Note that the special handling is NOT what appears to be currently used on these intrinsics. What needs special handling is the intrinsics themselves, not the user of them. In the case of pointerset, you need to intercept that and replace it with a interpretable version, which is basically unsafe_store!. Again, you should not intercept unsafe_store! as is currently done but you should intercept pointerset and replace it with unsafe_store!.

pointerset is a case where a base improvement could remove the necessity for the special handling. In the case of sigatomic though, the speical handling is always needed. You basically need to maintain a counter for sigatomic. You can either do this by intercepting the ccall in sigatomic_* (again, not defer_sigint or the julia function sigatomic_*) or you can update your counter based on the execution result. The latter needs a ~5 line addition to julia itself (~15 lines if you want high efficiency compiler support).

Another related question is that if a method is run in the compiled mode, will the callback passed into it be compiled as well? If not, it might not be as much a big deal. If so, then this is definitely an interpreter bug that should be properly fixed.

Sorry, I was unclear. What I meant to say was that it is possible to write methods that with the current implementation of JuliaInterpreter.jl (including its bugs) are unsafe to interpret. You are of course right that it is a bug in the interpreter (and it is also marked with the bug label on the issue tracker Juno.@enter exits with error when running PyPlot.plot() · Issue #219 · JuliaDebug/JuliaInterpreter.jl · GitHub).
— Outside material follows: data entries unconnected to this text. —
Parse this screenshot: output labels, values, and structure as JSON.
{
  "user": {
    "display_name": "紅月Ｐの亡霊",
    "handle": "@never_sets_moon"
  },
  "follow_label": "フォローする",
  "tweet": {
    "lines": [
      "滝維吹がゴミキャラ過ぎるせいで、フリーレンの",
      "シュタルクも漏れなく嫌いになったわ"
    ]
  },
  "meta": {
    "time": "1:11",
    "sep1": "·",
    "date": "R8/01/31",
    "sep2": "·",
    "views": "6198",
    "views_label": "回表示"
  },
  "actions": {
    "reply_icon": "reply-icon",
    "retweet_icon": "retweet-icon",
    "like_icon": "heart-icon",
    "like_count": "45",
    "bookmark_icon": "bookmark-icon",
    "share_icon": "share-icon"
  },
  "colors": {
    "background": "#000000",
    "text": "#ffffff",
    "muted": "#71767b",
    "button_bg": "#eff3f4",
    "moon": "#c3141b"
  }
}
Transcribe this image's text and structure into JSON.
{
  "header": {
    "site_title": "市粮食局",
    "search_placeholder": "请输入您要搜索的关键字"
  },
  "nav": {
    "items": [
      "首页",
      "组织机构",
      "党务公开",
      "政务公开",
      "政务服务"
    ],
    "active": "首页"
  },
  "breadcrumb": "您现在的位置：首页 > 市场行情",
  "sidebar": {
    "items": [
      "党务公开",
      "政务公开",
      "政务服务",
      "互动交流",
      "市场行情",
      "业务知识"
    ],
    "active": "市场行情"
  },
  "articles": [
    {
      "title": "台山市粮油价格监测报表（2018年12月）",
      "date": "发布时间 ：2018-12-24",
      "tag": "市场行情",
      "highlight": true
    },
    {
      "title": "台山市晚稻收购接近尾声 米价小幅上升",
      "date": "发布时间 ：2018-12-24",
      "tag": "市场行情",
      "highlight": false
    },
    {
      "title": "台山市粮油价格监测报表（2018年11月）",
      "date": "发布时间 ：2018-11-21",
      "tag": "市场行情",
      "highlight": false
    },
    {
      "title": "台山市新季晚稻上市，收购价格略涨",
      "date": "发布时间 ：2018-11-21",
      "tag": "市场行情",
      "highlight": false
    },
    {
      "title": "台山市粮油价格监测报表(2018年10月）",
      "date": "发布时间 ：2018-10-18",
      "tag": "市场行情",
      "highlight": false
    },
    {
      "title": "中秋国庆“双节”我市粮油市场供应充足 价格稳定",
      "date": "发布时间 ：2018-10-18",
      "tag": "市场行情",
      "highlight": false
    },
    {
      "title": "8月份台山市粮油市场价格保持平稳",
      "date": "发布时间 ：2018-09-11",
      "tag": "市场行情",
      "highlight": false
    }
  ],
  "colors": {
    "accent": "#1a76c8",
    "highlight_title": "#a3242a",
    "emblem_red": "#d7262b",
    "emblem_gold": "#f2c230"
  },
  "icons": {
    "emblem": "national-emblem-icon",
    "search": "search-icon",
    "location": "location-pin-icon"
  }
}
Apparently, no one has so far thought it have been important enough to start working on it.

Currently, yes.

Yes, these are just workarounds for Julia/JuliaInterpreter bugs or limitations; depending on how much backporting happens, we may need it at least throughout the Julia 1.x release cycle. The mechanism was introduced to circumvent Illegal instruction with `ccall` to :memcpy · Issue #31073 · JuliaLang/julia · GitHub. Re pointerset, see Cannot call pointerset at toplevel · Issue #31182 · JuliaLang/julia · GitHub.

Another related question is that if a method is run in the compiled mode, will the callback passed into it be compiled as well?

Yes, unfortunately. Once you enter the world of compiled execution, currently there is no going back.

There’s plenty of important and interesting work to do in the JuliaInterpreter world, and contributors would be most welcome. The problem I find most compelling concerns interpreter performance, and the evolving thoughts are perhaps best documented in https://github.com/JuliaDebug/JuliaInterpreter.jl/pull/204. I suspect it’s basically a research project, and one that will require a pretty big chunk of time that I currently lack but hope to return to someday.

This PR makes the JuliaInterpreter’s workaround kicks in automatically for PyCall:
https://github.com/JuliaPy/PyCall.jl/pull/686

This is my code

using PyCall
function main()
    np = pyimport("numpy")
    data = np.load("data.npy")
end

In REPL, If I am not doing push!(JuliaInterpreter.compiled_modules,PyCall) then I am getting the ERROR: sigatomic_end called in non-sigatomic region. However If I do it and enter the function using @enter main() then the execution halts at data = np.load("data.npy"). It takes a long time at this line and never comes out of it.

This might just be that the runtime performance of the debugger is quite bad. I would suggest trying to run it on the smallest possible input files.

ok, so is there no way I can load such big file and debug? Is there some workaround that I can use?

Do you really want to debug the np.load call itself? Otherwise, you could hoist that to outside the bugging with something like

np = pyimport("numpy")
data = np.load("data.npy")

function main(data)
    ...
end

@enter main(data)

Yeah this would work. Also I am wondering, Is there any way I can debug a Julia script. Wrapping a code snippet into a function every time is not very convenient. I am coming from Python background and habitual of using ipdb.set_trace. Debugger is awesome just one issue is debugging a script.
Thanks

There are some technical difficulties in Julia with debugging scripts (debugging global scope). They could be worked around but since wrapping in a function isn’t too bad, the priority of this feature is not very high.